Brunch might be a Western concept, but a midmorning meal is customary in many Asian cultures, according to Martin Manalansan, co-editor of Eating Asian America, a book about how conceptions of Asian-American food have been shaped.
Dim sum, being typically eaten at brunch time in mainland China, Hong Kong and Taiwan, is a good example.
In the United States, Asian-American chefs are catering to a contemporary dining scene with diners who enjoy decadent breakfast food with a cocktail thrown in.
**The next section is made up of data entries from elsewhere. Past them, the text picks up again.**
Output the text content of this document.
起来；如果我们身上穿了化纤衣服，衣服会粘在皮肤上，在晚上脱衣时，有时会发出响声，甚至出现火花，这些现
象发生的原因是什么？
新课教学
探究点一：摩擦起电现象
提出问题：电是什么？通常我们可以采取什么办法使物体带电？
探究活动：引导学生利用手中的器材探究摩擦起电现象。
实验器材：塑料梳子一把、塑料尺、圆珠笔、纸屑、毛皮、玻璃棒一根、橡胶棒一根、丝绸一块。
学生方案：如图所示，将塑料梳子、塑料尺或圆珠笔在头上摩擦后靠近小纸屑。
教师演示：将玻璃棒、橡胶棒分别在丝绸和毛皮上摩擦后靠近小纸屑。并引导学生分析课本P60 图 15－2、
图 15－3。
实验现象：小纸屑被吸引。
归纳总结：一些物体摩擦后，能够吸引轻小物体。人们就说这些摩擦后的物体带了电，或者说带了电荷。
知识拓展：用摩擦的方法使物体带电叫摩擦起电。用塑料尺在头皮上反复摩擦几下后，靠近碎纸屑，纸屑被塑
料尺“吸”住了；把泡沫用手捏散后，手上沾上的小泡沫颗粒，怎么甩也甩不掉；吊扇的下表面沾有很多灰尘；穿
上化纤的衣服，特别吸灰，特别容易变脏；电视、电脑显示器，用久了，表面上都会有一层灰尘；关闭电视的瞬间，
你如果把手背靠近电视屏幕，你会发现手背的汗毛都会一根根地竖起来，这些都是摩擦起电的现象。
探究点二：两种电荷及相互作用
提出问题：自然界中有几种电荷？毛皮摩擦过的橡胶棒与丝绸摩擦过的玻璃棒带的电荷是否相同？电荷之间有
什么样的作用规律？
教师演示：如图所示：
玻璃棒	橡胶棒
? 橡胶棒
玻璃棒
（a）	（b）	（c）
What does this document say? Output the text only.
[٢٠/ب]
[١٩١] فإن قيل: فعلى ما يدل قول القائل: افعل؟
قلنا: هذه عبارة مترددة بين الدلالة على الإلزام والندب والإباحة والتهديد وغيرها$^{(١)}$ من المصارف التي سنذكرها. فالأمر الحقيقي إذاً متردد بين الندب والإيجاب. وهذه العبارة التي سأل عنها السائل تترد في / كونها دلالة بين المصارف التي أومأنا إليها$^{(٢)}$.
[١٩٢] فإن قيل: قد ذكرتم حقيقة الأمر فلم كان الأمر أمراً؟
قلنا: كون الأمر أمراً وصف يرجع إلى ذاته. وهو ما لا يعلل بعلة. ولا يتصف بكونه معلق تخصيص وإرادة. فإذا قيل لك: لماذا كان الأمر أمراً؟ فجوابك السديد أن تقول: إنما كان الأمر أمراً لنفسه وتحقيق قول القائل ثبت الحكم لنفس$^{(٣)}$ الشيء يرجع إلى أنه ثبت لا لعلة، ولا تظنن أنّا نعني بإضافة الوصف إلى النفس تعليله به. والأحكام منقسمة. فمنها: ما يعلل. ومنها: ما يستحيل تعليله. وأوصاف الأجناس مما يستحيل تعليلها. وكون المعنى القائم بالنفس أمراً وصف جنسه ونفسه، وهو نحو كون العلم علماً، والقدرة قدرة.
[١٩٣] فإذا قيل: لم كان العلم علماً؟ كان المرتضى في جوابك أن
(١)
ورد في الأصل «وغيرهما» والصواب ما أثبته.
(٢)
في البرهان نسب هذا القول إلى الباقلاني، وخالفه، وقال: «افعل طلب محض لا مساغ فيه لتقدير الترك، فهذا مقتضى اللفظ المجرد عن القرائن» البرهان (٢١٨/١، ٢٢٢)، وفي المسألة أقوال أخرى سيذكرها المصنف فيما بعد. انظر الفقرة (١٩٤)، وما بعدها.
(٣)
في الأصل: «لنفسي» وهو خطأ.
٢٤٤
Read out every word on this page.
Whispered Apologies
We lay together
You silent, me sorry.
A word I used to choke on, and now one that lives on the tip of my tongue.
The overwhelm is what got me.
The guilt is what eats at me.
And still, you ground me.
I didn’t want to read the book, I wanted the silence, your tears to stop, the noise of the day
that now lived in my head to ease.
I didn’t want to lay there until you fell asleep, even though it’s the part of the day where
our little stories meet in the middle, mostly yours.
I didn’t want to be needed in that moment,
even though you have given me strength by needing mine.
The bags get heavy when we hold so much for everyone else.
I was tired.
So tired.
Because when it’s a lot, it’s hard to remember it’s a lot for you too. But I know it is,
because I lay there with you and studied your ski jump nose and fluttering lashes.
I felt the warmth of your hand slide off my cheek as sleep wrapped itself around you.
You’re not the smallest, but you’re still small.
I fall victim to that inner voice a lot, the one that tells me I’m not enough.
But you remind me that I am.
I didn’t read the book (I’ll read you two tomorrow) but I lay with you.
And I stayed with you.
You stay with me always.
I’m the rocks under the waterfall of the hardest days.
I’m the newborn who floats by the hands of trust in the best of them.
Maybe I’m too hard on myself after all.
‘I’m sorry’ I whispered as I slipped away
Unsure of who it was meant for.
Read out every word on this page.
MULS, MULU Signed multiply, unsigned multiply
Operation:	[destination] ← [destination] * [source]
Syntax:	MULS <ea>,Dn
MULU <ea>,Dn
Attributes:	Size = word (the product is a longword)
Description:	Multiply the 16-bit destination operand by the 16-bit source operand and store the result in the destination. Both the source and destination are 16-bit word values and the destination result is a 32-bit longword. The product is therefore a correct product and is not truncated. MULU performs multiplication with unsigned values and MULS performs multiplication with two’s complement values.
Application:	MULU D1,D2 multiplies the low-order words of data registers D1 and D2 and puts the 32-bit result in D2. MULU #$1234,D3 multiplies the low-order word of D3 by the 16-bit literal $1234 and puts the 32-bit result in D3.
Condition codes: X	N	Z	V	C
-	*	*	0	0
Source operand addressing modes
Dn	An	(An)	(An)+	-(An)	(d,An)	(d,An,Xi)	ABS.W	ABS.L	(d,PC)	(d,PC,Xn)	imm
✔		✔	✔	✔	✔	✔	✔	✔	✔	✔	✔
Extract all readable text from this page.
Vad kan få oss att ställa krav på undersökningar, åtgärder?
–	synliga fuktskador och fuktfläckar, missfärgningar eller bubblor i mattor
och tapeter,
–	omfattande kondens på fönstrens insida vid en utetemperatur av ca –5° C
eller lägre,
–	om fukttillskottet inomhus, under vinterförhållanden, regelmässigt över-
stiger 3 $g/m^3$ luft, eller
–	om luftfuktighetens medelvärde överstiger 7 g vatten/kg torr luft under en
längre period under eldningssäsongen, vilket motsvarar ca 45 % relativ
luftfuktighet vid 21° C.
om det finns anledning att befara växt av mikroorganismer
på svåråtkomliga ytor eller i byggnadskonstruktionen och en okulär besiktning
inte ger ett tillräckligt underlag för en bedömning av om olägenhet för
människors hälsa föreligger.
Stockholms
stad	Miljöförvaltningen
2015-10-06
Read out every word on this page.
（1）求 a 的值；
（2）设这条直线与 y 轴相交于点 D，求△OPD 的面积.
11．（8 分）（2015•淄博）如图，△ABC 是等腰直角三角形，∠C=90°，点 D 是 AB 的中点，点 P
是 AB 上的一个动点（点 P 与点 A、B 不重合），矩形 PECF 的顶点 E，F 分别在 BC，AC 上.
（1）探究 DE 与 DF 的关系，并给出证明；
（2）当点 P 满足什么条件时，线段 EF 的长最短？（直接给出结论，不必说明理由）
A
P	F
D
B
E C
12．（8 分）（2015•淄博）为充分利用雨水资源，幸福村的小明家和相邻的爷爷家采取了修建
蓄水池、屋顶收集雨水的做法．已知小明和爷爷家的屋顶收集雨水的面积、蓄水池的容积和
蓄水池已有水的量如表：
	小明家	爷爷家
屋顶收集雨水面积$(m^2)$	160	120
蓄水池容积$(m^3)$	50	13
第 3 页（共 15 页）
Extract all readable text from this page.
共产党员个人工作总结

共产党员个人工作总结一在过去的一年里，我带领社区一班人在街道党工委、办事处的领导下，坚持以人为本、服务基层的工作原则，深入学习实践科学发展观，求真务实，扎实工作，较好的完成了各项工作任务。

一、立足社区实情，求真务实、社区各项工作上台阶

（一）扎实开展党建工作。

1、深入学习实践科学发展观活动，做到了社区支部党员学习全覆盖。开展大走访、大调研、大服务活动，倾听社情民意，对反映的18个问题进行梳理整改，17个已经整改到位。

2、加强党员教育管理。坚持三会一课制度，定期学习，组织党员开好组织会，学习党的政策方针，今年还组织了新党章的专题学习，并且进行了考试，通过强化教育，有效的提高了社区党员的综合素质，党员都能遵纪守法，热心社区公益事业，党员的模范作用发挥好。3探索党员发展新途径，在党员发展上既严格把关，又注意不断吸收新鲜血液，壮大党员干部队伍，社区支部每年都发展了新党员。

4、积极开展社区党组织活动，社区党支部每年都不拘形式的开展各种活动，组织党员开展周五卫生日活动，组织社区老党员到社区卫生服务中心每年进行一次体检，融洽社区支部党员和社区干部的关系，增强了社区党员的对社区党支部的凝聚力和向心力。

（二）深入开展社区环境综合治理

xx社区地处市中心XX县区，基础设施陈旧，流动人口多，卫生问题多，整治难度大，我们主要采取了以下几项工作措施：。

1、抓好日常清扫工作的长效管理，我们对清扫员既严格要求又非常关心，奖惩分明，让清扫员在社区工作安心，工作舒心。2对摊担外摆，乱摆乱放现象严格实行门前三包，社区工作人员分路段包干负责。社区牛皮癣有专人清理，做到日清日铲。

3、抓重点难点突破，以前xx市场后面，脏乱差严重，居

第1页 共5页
They are “reappropriating or reconfiguring food” on their terms, Manalansan says.
“Brunch is so mainstream,” he adds. “It’s not just the food itself, but really expanding ideas of what is good and appropriate at a certain time and a certain meal.”
There is a long history of derision of Asian foods, from negative stereotypes surrounding Chinatown restaurants in the 1800s to, a century later, children being taunted in school cafeterias for the “smelly” food in their lunchboxes.
Over the past few decades, Asian and Asian-American cuisine has become more popular, thanks in part to increased media exposure.
Eric Silverstein, founder of restaurant chain The Peached Tortilla, which has various locations around Austin, Texas, introduced a brunch menu a few months after opening his first location in 2014.
The dishes Silverstein – who is half Chinese – puts on the menu are reflective of his childhood, which was spent in Tokyo and then Atlanta, Georgia.
Silverstein says one of his Asian friends used to assure people The Peached Tortilla was “a great gateway drug” to Asian flavours.
“You want to be creative but, at the end of the day we’re also trying to run a business,” Silverstein adds. “You don’t want to go too crazy and then alienate your customer base either.”
The restaurateur, whose establishments also open for dinner, advises others in the industry to focus on more than just brunch if possible.
Truong, whose Breaking Dawn is part of a “dual concept restaurant” (the space transforms into First Born restaurant at night with a different menu and head chef), does not see other restaurants serving Asian brunch as rivals. In fact, she has given advice and tours of her restaurant to other restaurant proprietors.
“It’s all about leaving a legacy. It’s all about sharing my experience. I think if they’re good and they’re busting their butt and they’re working, they deserve support as well,” she says.